There is also the ruthless selectivity within Gurskys work, one
has the sense that every component in the image is there by design,
there is no superfluous material; something a documentary photographer
would be trying to achieve, but here for quite different effect. Yet
it would seem at times impossible to have achieved this without some
impossibly large orchestrated plan, and one is left to wonder the possibilities
of those moments when perfect compositions and rare juxtapositions of
humans and nature come together. Something we take for granted coming
from the painter, but not in a photograph which is so readily assumed
to tell us the truth; a mere recording of facts and events.

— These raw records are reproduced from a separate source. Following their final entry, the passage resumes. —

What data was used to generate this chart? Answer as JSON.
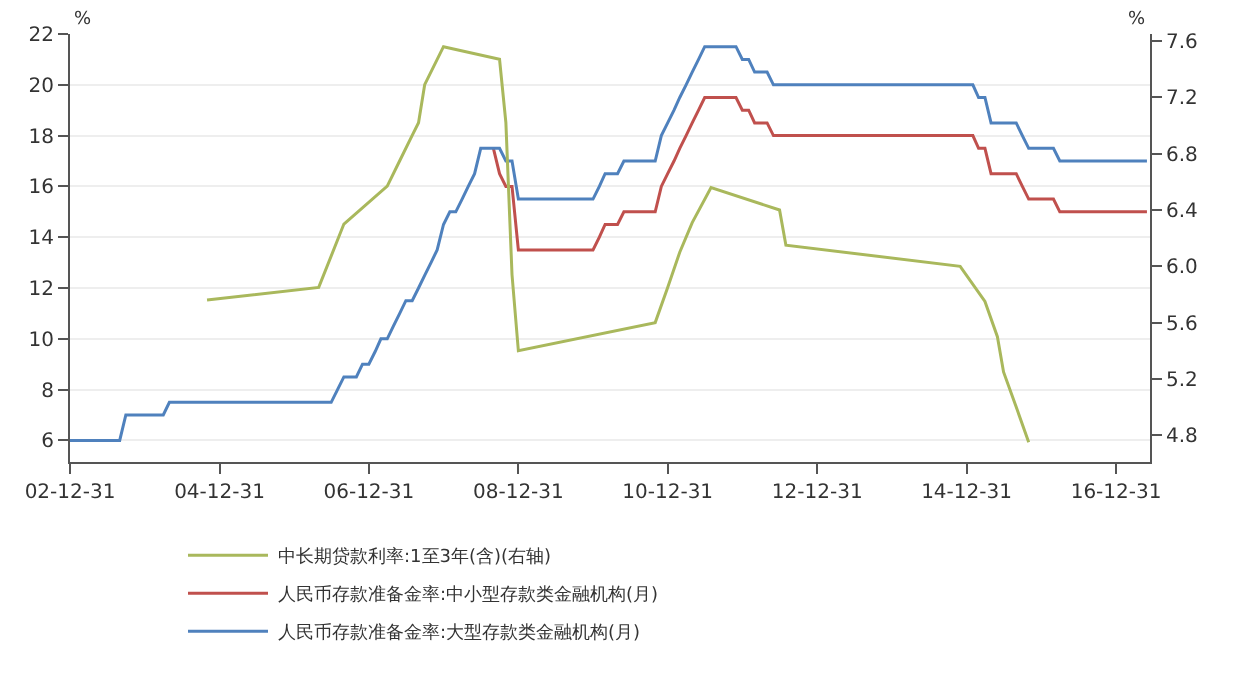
{
  "chart_data": {
    "type": "line",
    "ylabel": "%",
    "y2label": "%",
    "xlim": [
      "2002-12-31",
      "2017-06-15"
    ],
    "xticks": [
      {
        "value": "2002-12-31",
        "label": "02-12-31"
      },
      {
        "value": "2004-12-31",
        "label": "04-12-31"
      },
      {
        "value": "2006-12-31",
        "label": "06-12-31"
      },
      {
        "value": "2008-12-31",
        "label": "08-12-31"
      },
      {
        "value": "2010-12-31",
        "label": "10-12-31"
      },
      {
        "value": "2012-12-31",
        "label": "12-12-31"
      },
      {
        "value": "2014-12-31",
        "label": "14-12-31"
      },
      {
        "value": "2016-12-31",
        "label": "16-12-31"
      }
    ],
    "ylim": [
      5.15,
      22
    ],
    "yticks": [
      6,
      8,
      10,
      12,
      14,
      16,
      18,
      20,
      22
    ],
    "y2lim": [
      4.61,
      7.65
    ],
    "y2ticks": [
      4.8,
      5.2,
      5.6,
      {
        "value": 6,
        "label": "6.0"
      },
      6.4,
      6.8,
      7.2,
      7.6
    ],
    "grid": "y",
    "legend": "bottom",
    "series": [
      {
        "name": "中长期贷款利率:1至3年(含)(右轴)",
        "color": "#a9b85c",
        "axis": "y2",
        "x": [
          "2004-10-31",
          "2006-04-30",
          "2006-08-31",
          "2007-03-31",
          "2007-05-31",
          "2007-07-31",
          "2007-08-31",
          "2007-09-30",
          "2007-12-31",
          "2008-09-30",
          "2008-10-31",
          "2008-11-30",
          "2008-12-31",
          "2010-10-31",
          "2010-12-31",
          "2011-02-28",
          "2011-04-30",
          "2011-07-31",
          "2012-06-30",
          "2012-07-31",
          "2014-11-30",
          "2015-03-31",
          "2015-05-31",
          "2015-06-30",
          "2015-08-31",
          "2015-10-31"
        ],
        "values": [
          5.76,
          5.85,
          6.3,
          6.57,
          6.75,
          6.93,
          7.02,
          7.29,
          7.56,
          7.47,
          7.02,
          5.94,
          5.4,
          5.6,
          5.85,
          6.1,
          6.31,
          6.56,
          6.4,
          6.15,
          6.0,
          5.75,
          5.5,
          5.25,
          5.0,
          4.75
        ]
      },
      {
        "name": "人民币存款准备金率:中小型存款类金融机构(月)",
        "color": "#c0504d",
        "x": [
          "2008-08-31",
          "2008-09-30",
          "2008-10-31",
          "2008-11-30",
          "2008-12-31",
          "2009-12-31",
          "2010-01-31",
          "2010-02-28",
          "2010-04-30",
          "2010-05-31",
          "2010-10-31",
          "2010-11-30",
          "2010-12-31",
          "2011-01-31",
          "2011-02-28",
          "2011-03-31",
          "2011-04-30",
          "2011-05-31",
          "2011-06-30",
          "2011-11-30",
          "2011-12-31",
          "2012-01-31",
          "2012-02-29",
          "2012-04-30",
          "2012-05-31",
          "2015-01-31",
          "2015-02-28",
          "2015-03-31",
          "2015-04-30",
          "2015-08-31",
          "2015-09-30",
          "2015-10-31",
          "2016-02-29",
          "2016-03-31",
          "2017-05-31"
        ],
        "values": [
          17.5,
          16.5,
          16,
          16,
          13.5,
          13.5,
          14,
          14.5,
          14.5,
          15,
          15,
          16,
          16.5,
          17,
          17.5,
          18,
          18.5,
          19,
          19.5,
          19.5,
          19,
          19,
          18.5,
          18.5,
          18,
          18,
          17.5,
          17.5,
          16.5,
          16.5,
          16,
          15.5,
          15.5,
          15,
          15
        ]
      },
      {
        "name": "人民币存款准备金率:大型存款类金融机构(月)",
        "color": "#4f81bd",
        "x": [
          "2002-12-31",
          "2003-08-31",
          "2003-09-30",
          "2004-03-31",
          "2004-04-30",
          "2006-06-30",
          "2006-07-31",
          "2006-08-31",
          "2006-10-31",
          "2006-11-30",
          "2006-12-31",
          "2007-01-31",
          "2007-02-28",
          "2007-03-31",
          "2007-04-30",
          "2007-05-31",
          "2007-06-30",
          "2007-07-31",
          "2007-08-31",
          "2007-09-30",
          "2007-10-31",
          "2007-11-30",
          "2007-12-31",
          "2008-01-31",
          "2008-02-29",
          "2008-03-31",
          "2008-04-30",
          "2008-05-31",
          "2008-06-30",
          "2008-09-30",
          "2008-10-31",
          "2008-11-30",
          "2008-12-31",
          "2009-12-31",
          "2010-01-31",
          "2010-02-28",
          "2010-04-30",
          "2010-05-31",
          "2010-10-31",
          "2010-11-30",
          "2010-12-31",
          "2011-01-31",
          "2011-02-28",
          "2011-03-31",
          "2011-04-30",
          "2011-05-31",
          "2011-06-30",
          "2011-11-30",
          "2011-12-31",
          "2012-01-31",
          "2012-02-29",
          "2012-04-30",
          "2012-05-31",
          "2015-01-31",
          "2015-02-28",
          "2015-03-31",
          "2015-04-30",
          "2015-08-31",
          "2015-09-30",
          "2015-10-31",
          "2016-02-29",
          "2016-03-31",
          "2017-05-31"
        ],
        "values": [
          6,
          6,
          7,
          7,
          7.5,
          7.5,
          8,
          8.5,
          8.5,
          9,
          9,
          9.5,
          10,
          10,
          10.5,
          11,
          11.5,
          11.5,
          12,
          12.5,
          13,
          13.5,
          14.5,
          15,
          15,
          15.5,
          16,
          16.5,
          17.5,
          17.5,
          17,
          17,
          15.5,
          15.5,
          16,
          16.5,
          16.5,
          17,
          17,
          18,
          18.5,
          19,
          19.5,
          20,
          20.5,
          21,
          21.5,
          21.5,
          21,
          21,
          20.5,
          20.5,
          20,
          20,
          19.5,
          19.5,
          18.5,
          18.5,
          18,
          17.5,
          17.5,
          17,
          17
        ]
      }
    ]
  }
}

99 Cent is a far more colourful yet equally telling image
of contemporary society. From a view point that a security camera might
see, we look across large supermarket shop floor onto aisle upon saturated
aisle overlapping horizontally into the distance. The photograph is
a field of synthetic colour that fills ones vision and feels like it
may blind the careless gazer. Once again there is a beautiful symmetry
to the image, the isles and ceiling supports providing neatly dissecting
white lines to the fields of colour, that for an instant recall the
paintings of Monets water gardens. Looking closer the title meaning
becomes apparent; every item is only 99 cents, Americas equivalent of
the £1 shop, but (as usual) much bigger. Everything is mirrored
in the glass-like ceiling above and ones eye craves for a piece
of unaffected space to rest upon - but there is no release. The sickening
weight of today's consumer culture weighs heavily on the viewers eyes.

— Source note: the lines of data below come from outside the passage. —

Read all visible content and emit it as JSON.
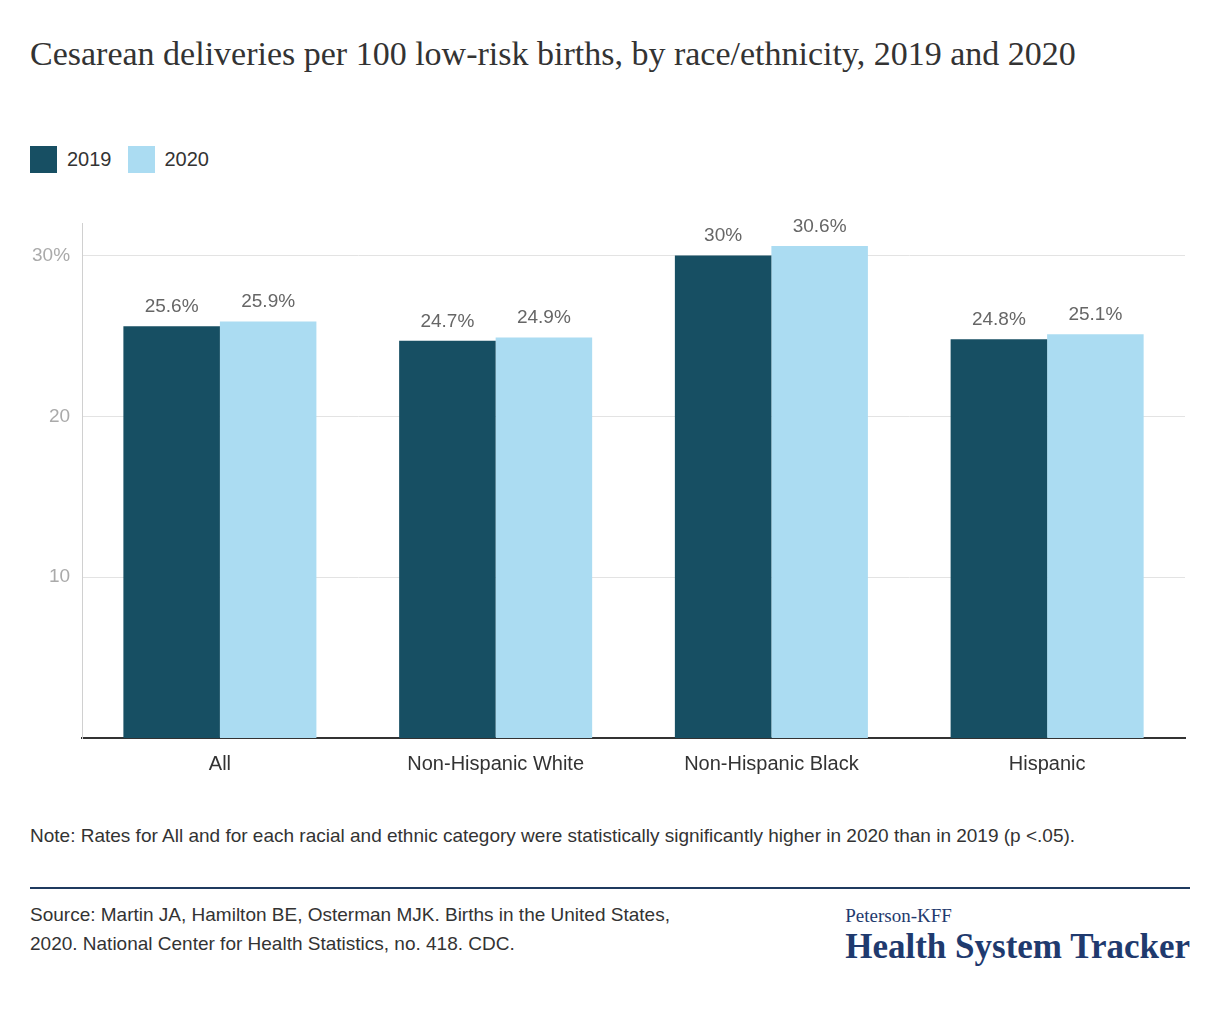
{
  "chart_data": {
    "type": "bar",
    "title": "Cesarean deliveries per 100 low-risk births, by race/ethnicity, 2019 and 2020",
    "categories": [
      "All",
      "Non-Hispanic White",
      "Non-Hispanic Black",
      "Hispanic"
    ],
    "series": [
      {
        "name": "2019",
        "color": "#174f63",
        "values": [
          25.6,
          24.7,
          30,
          24.8
        ],
        "value_labels": [
          "25.6%",
          "24.7%",
          "30%",
          "24.8%"
        ]
      },
      {
        "name": "2020",
        "color": "#abdcf2",
        "values": [
          25.9,
          24.9,
          30.6,
          25.1
        ],
        "value_labels": [
          "25.9%",
          "24.9%",
          "30.6%",
          "25.1%"
        ]
      }
    ],
    "ylim": [
      0,
      32
    ],
    "yticks": [
      10,
      20,
      {
        "value": 30,
        "label": "30%"
      }
    ],
    "grid": true,
    "legend": "top-left",
    "data_labels": true,
    "note": "Note: Rates for All and for each racial and ethnic category were statistically significantly higher in 2020 than in 2019 (p <.05).",
    "source": "Source: Martin JA, Hamilton BE, Osterman MJK. Births in the United States, 2020. National Center for Health Statistics, no. 418. CDC.",
    "brand_top": "Peterson-KFF",
    "brand_main": "Health System Tracker"
  }
}
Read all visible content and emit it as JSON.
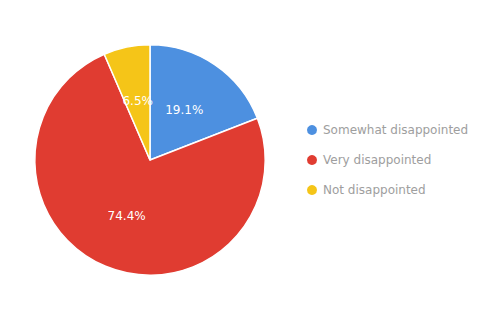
{
  "chart_data": {
    "type": "pie",
    "categories": [
      "Somewhat disappointed",
      "Very disappointed",
      "Not disappointed"
    ],
    "values": [
      19.1,
      74.4,
      6.5
    ],
    "value_labels": [
      "19.1%",
      "74.4%",
      "6.5%"
    ],
    "colors": [
      "#4d90e0",
      "#e03c31",
      "#f5c518"
    ],
    "data_labels": true,
    "legend": "right"
  }
}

There are several levels to Gursky's work happening simultaneously,
which I believe are responsible for its success. One often first sees
the whole image as an interesting and beautifully composed scene, that
provides a treat for the eye. The photograph as a monumental grand gesture,
and yet only partly his own making: the sense of documentary; of recording;
welcomely removing the ego from the equation. Yet there is an artist
at work who is manipulating and creating; some of the images have been
digitally manipulated, but in a very discreet fashion, and he has a
very clear idea of what he wants to show us.

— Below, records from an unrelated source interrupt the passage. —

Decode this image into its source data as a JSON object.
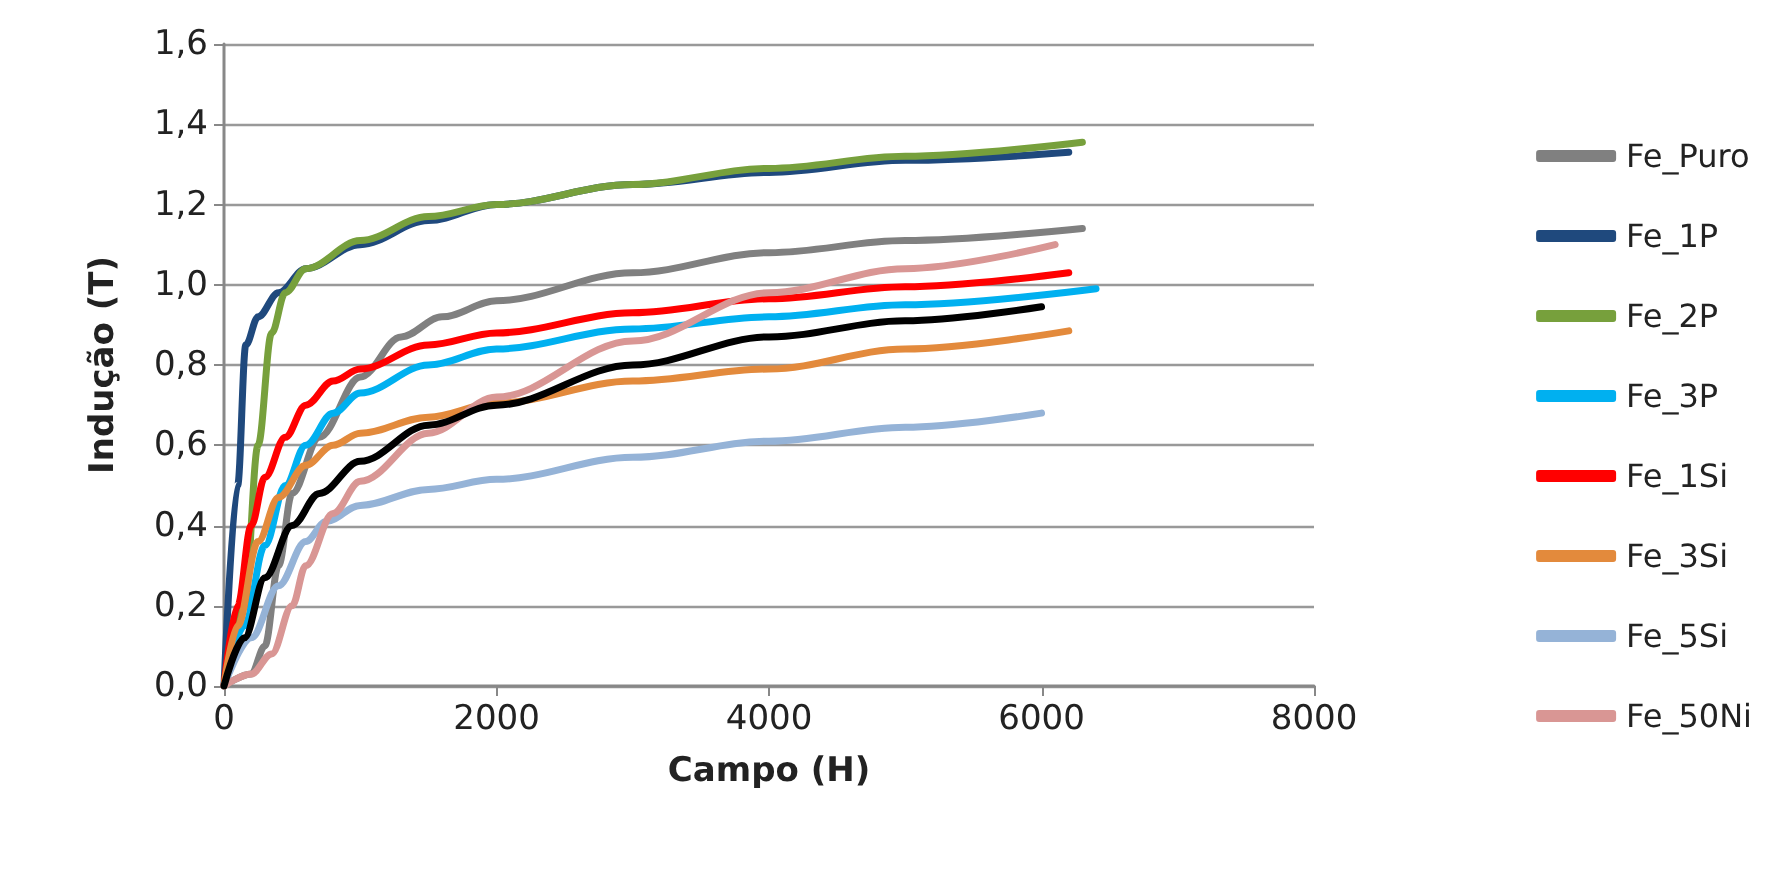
{
  "chart_data": {
    "type": "line",
    "xlabel": "Campo (H)",
    "ylabel": "Indução (T)",
    "xlim": [
      0,
      8000
    ],
    "xticks": [
      0,
      2000,
      4000,
      6000,
      8000
    ],
    "ylim": [
      0,
      1.6
    ],
    "yticks": [
      {
        "value": 0,
        "label": "0,0"
      },
      {
        "value": 0.2,
        "label": "0,2"
      },
      {
        "value": 0.4,
        "label": "0,4"
      },
      {
        "value": 0.6,
        "label": "0,6"
      },
      {
        "value": 0.8,
        "label": "0,8"
      },
      {
        "value": 1,
        "label": "1,0"
      },
      {
        "value": 1.2,
        "label": "1,2"
      },
      {
        "value": 1.4,
        "label": "1,4"
      },
      {
        "value": 1.6,
        "label": "1,6"
      }
    ],
    "grid": "y",
    "legend": "right",
    "marker": "none",
    "line_style": "solid",
    "series": [
      {
        "name": "Fe_Puro",
        "color": "#808080",
        "x": [
          0,
          200,
          300,
          400,
          500,
          700,
          1000,
          1300,
          1600,
          2000,
          3000,
          4000,
          5000,
          6300
        ],
        "values": [
          0,
          0.03,
          0.1,
          0.3,
          0.48,
          0.62,
          0.77,
          0.87,
          0.92,
          0.96,
          1.03,
          1.08,
          1.11,
          1.14
        ]
      },
      {
        "name": "Fe_1P",
        "color": "#1f497d",
        "x": [
          0,
          100,
          160,
          250,
          400,
          600,
          1000,
          1500,
          2000,
          3000,
          4000,
          5000,
          6200
        ],
        "values": [
          0,
          0.5,
          0.85,
          0.92,
          0.98,
          1.04,
          1.1,
          1.16,
          1.2,
          1.25,
          1.28,
          1.31,
          1.33
        ]
      },
      {
        "name": "Fe_2P",
        "color": "#77a03c",
        "x": [
          0,
          150,
          250,
          350,
          450,
          600,
          1000,
          1500,
          2000,
          3000,
          4000,
          5000,
          6300
        ],
        "values": [
          0,
          0.2,
          0.6,
          0.88,
          0.98,
          1.04,
          1.11,
          1.17,
          1.2,
          1.25,
          1.29,
          1.32,
          1.355
        ]
      },
      {
        "name": "Fe_3P",
        "color": "#00b0f0",
        "x": [
          0,
          150,
          300,
          450,
          600,
          800,
          1000,
          1500,
          2000,
          3000,
          4000,
          5000,
          6400
        ],
        "values": [
          0,
          0.15,
          0.35,
          0.5,
          0.6,
          0.68,
          0.73,
          0.8,
          0.84,
          0.89,
          0.92,
          0.95,
          0.99
        ]
      },
      {
        "name": "Fe_1Si",
        "color": "#ff0000",
        "x": [
          0,
          100,
          200,
          300,
          450,
          600,
          800,
          1000,
          1500,
          2000,
          3000,
          4000,
          5000,
          6200
        ],
        "values": [
          0,
          0.2,
          0.4,
          0.52,
          0.62,
          0.7,
          0.76,
          0.79,
          0.85,
          0.88,
          0.93,
          0.965,
          0.995,
          1.03
        ]
      },
      {
        "name": "Fe_3Si",
        "color": "#e38a3c",
        "x": [
          0,
          100,
          250,
          400,
          600,
          800,
          1000,
          1500,
          2000,
          3000,
          4000,
          5000,
          6200
        ],
        "values": [
          0,
          0.15,
          0.36,
          0.47,
          0.55,
          0.6,
          0.63,
          0.67,
          0.705,
          0.76,
          0.79,
          0.84,
          0.885
        ]
      },
      {
        "name": "Fe_5Si",
        "color": "#95b3d7",
        "x": [
          0,
          200,
          400,
          600,
          750,
          1000,
          1500,
          2000,
          3000,
          4000,
          5000,
          6000
        ],
        "values": [
          0,
          0.12,
          0.25,
          0.36,
          0.41,
          0.45,
          0.49,
          0.515,
          0.57,
          0.61,
          0.645,
          0.68
        ]
      },
      {
        "name": "Fe_50Ni",
        "color": "#d99694",
        "x": [
          0,
          200,
          350,
          500,
          600,
          800,
          1000,
          1500,
          2000,
          3000,
          4000,
          5000,
          6100
        ],
        "values": [
          0,
          0.03,
          0.08,
          0.2,
          0.3,
          0.43,
          0.51,
          0.63,
          0.72,
          0.86,
          0.98,
          1.04,
          1.1
        ]
      },
      {
        "color": "#000000",
        "x": [
          0,
          150,
          300,
          500,
          700,
          1000,
          1500,
          2000,
          3000,
          4000,
          5000,
          6000
        ],
        "values": [
          0,
          0.12,
          0.27,
          0.4,
          0.48,
          0.56,
          0.65,
          0.7,
          0.8,
          0.87,
          0.91,
          0.945
        ]
      }
    ]
  }
}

Upon deeper reflection and closer scrutiny of the photographs, other
layers of meaning become apparent. They are not forced upon us nor are
they insistent, but they are nonetheless evident, somehow relevant and
inevitable. Gurskys images seem unreal and yet true at the same
time and this paradox between the familiar and hyper real makes Gurskys
work a treat and wonder to see.
Library, 1999. Cibachrome print, mounted to Plexiglas, Plexiglas: 79
x 142 inches; image: 61 3/4 x 126 13/16 inches. Edition 2/6. Purchased
with funds contributed by the Photography Committee. 99.53
*Notes on Andreas Gursky
Andreas Gursky was born in January 1955 in Leipzig, West Germany, and
soon after moved to Essen, the industrial heartland of the west. His
father Willy Gursky was a commercial photographer, which provided an
early education and influence on the young artist. He started his studies
at the Kunstakademie in Düsseldorf in 1980 under the tuition of
two renowned artists, Bernt and Hilla Becher. Their photographs of industrial
post war Germany were rigourous studies of types grouped together into
single classifications, which they called typology. Their
goal was one of impersonal objectivity and proved to be inimical to
Germanys post war photographic establishment, but where as the
establishment failed to invest their photography with artistic significance,
the Becher's were embraced by the new minimal and conceptual artists,
and their work began appearing in their exhibitions during the 70s.
This work had an obvious effect on the young Gursky. The Tate Modern
has some of his work in their collection, they are on display in the
main concourse areas between exhibition rooms.